Arpan, afflicted with a rare congenital condition, is up and about

— Photo: K. Pichumani

GRITTY SURVIVOR: Arpan Vaidya, who has undergone four open-heart surgeries, at Frontier Lifeline Hospital in Mogappair, Chennai.

CHENNAI: “Cardiologist” was one of the first few words that Arpan Vaidya uttered when he learnt to speak, rather belatedly for his age. “Dr. K.M. Cherian, his cardiac surgeon, would ask him, what would you like to be, and Arpan, who hardly spoke a few words, would gurgle cardiologist,” his older sister Ruchi Vaidya recalls.

It turns out that Arpan did not quite follow up on his dream; he now has top grades in an engineering college in Gujarat. But, no one is complaining. His family and friends are in awe of the sprightly young man, who was born with a congenital heart defect, and has survived four major open-heart surgeries to play a cheerful rhythm on his tabla.

It was in 1989, when he was four months old, that he turned blue. Rather belatedly, doctors discovered that he had Transposition of the Great Arteries, a rare congenital condition, in which the pulmonary artery and the aorta are not wired as they are meant to be. This meant the impure blood and the pure blood ran through two independent channels, slowly turning Arpan’s body, which was not getting oxygenated blood, blue.

The hunt began for a doctor who would take the risk of operating on Arpan at such an advanced stage, his father Haresh Vaidya says. The search ended when the Vaidyas found Dr. Cherian in 1989. “The belief then was that the classical arterial switch surgery, as described by the Brazilian cardiac surgeon Jatene, to correct the condition must be done in 30 days. Now, we have come to accept 6-8 weeks. When Arpan first came to me, he was four months old,” Dr. Cherian says. Since then, four surgeries have been performed on him, the last one, the arterial switch surgery as defined by the Brazilian Jatane, just a few weeks ago. Dr.Cherian believes it will be Arpan’s final open-heart surgery. Surgeons fitted his heart with a valve-tube, made at Dr. Cherian’s Frontier Lifeline, which would facilitate the appropriate flow of blood from the heart into the lungs and through the body. The valve, adult sized, would be “good for life,” Dr. Cherian says. Arpan can lead a perfectly normal life.

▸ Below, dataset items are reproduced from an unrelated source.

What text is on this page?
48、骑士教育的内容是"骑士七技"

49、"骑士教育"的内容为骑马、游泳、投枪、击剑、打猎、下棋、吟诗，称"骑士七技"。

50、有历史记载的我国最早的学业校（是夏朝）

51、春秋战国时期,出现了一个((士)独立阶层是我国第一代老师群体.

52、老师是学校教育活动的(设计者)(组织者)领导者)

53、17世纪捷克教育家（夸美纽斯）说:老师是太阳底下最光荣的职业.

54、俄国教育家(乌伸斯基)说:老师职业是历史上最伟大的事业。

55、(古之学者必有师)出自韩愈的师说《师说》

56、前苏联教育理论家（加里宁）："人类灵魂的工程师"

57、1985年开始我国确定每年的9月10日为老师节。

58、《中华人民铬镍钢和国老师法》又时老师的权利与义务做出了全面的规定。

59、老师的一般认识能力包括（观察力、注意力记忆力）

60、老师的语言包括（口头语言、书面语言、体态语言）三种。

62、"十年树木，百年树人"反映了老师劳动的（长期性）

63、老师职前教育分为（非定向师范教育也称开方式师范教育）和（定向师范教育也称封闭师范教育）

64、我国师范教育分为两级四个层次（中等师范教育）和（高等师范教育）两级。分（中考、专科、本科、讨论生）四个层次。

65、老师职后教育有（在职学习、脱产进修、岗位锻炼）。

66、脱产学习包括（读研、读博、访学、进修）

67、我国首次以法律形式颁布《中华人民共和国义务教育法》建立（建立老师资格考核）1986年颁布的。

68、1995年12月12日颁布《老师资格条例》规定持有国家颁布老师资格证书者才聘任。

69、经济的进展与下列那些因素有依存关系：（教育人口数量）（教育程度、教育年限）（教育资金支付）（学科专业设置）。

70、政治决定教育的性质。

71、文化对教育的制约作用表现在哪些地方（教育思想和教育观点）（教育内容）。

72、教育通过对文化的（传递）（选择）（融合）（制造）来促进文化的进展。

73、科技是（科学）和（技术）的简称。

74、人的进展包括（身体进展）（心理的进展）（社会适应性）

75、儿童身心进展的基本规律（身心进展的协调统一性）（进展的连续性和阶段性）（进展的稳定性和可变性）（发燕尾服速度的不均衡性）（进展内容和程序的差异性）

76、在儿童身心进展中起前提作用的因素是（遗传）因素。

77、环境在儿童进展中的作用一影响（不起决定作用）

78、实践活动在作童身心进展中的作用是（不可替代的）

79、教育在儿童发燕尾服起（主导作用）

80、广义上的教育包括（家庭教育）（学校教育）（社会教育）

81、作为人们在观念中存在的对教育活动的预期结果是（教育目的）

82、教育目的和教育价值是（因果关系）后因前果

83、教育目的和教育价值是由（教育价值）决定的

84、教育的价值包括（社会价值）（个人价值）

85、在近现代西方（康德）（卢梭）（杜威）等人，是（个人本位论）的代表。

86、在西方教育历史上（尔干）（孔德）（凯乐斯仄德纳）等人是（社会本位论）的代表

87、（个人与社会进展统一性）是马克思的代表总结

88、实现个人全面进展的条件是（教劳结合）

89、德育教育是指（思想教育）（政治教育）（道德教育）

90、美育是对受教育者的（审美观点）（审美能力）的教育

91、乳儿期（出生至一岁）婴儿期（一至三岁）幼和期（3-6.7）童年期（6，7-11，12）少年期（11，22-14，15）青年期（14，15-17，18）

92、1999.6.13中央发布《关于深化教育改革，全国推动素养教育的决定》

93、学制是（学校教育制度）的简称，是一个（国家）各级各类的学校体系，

For him, it means swimming, performing with his tabla at shows, hanging out with his friends and hogging the top grades at the engineering college. “Dr. Cherian, whom we trust implicitly, has told us that Arpan can have a perfectly normal life. It is such a relief,” says Madhurima Vaidya, his mother. Arpan, who came to terms with his condition long ago, has never really doubted that it would eventually be possible. Even as his family gushes around him, taking pictures, Arpan’s fingers are already drumming silently on the hospital pillow, possibly in tune with his “normal” heart rhythm.